There the matter rested until this morning when during one of the curatorial team’s joint working meetings we looked at some archival material that David Gelsthorpe, Curator of Palaeontology, had found in store. We had great fun going through archive correspondence from the 1920s allocating the paper documents in the folders to different disciplines and recognising names of important donors. In this age of digital media it is salutary to reflect how much important information is lost when email accounts are closed, whilst copy correspondence a hundred or more years old may yield vital information for research.
One of letters we looked at this morning was written by Francis Haverfield (1860-1919), one of the first serious academic students of Roman Britain.
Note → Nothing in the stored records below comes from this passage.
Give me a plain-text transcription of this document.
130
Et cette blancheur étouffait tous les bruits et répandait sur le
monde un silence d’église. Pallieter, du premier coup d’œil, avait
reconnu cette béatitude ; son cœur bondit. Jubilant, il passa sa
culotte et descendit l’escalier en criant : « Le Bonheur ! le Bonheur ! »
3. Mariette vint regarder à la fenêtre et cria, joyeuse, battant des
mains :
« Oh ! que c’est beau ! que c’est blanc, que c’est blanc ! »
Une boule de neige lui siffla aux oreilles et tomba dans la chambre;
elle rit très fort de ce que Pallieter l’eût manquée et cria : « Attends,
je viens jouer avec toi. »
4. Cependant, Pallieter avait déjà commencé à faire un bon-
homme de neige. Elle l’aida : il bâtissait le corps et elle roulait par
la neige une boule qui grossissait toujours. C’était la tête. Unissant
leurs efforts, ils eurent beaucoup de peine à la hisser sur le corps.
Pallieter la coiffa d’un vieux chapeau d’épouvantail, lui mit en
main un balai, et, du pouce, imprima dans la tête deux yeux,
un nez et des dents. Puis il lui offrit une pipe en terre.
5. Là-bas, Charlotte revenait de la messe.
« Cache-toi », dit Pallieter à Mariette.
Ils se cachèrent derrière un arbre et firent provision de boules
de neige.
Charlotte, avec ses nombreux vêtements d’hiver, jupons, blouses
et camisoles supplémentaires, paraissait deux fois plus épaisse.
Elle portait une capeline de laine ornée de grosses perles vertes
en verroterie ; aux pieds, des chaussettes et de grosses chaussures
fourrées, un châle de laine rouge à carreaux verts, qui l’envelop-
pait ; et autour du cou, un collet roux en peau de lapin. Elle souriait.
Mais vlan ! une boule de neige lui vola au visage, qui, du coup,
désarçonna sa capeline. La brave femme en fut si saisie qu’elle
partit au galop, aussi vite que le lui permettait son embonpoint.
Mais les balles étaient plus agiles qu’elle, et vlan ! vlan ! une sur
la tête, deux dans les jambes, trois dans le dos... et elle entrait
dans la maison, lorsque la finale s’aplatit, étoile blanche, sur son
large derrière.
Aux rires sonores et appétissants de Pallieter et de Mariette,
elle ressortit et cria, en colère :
He held the Camden Professorship of Ancient History at the University of Oxford. On 6th May 1903 he wrote:
My dear Sir,
The little bronze of which you have been good enough to send me a photograph, is a forgery. The inscription is a blundered copy of a real inscription on stone, now at Paris. Other forgeries from the same original are known – all very likely, by the same forger, who may have lived in the 17th or 18th century. See F.Cumont, ‘Textes at monuments relatifs au culte de Mithra’ ii pp 398-445. I am,
Yours very faithfully,
F.Haverfield
In the same bundle is a note on a card from a Mr J.S.Hall:-
Dear Mr Hoyle,
Many thanks for your letter. It is disappointing to hear that the figure is a forgery, but it seems to be a forgery of some antiquity and interest. I picked it up for 3/- 6d (42 pence in today’s money!) in a “Marine (?) Store” in Nottingham and I feel sure that the man who sold it me & told me the story was only reflecting what he had been told by the man who sold it him. In any case I do not think he (illegible word?) over-charged me! Very truly yours, J.S.Hall
A letter of 16th May 1903 from a French correspondent says (in translation):
Sir,
Thank you very much for sending the bronze figurine that you recently acquired. But I’m afraid that this is a modern piece. A series of similar figurines with the inscription DEO INVITO were reported in Germany and Italy and seem to be the work of some Renaissance forger (c.f. Texts and Monuments Relating to the Mithraic Mysteries Vol.II p.445). Besides you have perhaps already noticed yourself that I am pleased to be able, thanks to you, to add another example to this small collection.
Believe me Sir, most sincerely yours,
The signature is difficult to decipher but appears to be Franz Cumont of 75 Rue Montoyer, Brussels, and author of the work referred to earlier.
Amazing what you can find in the archives isn’t it?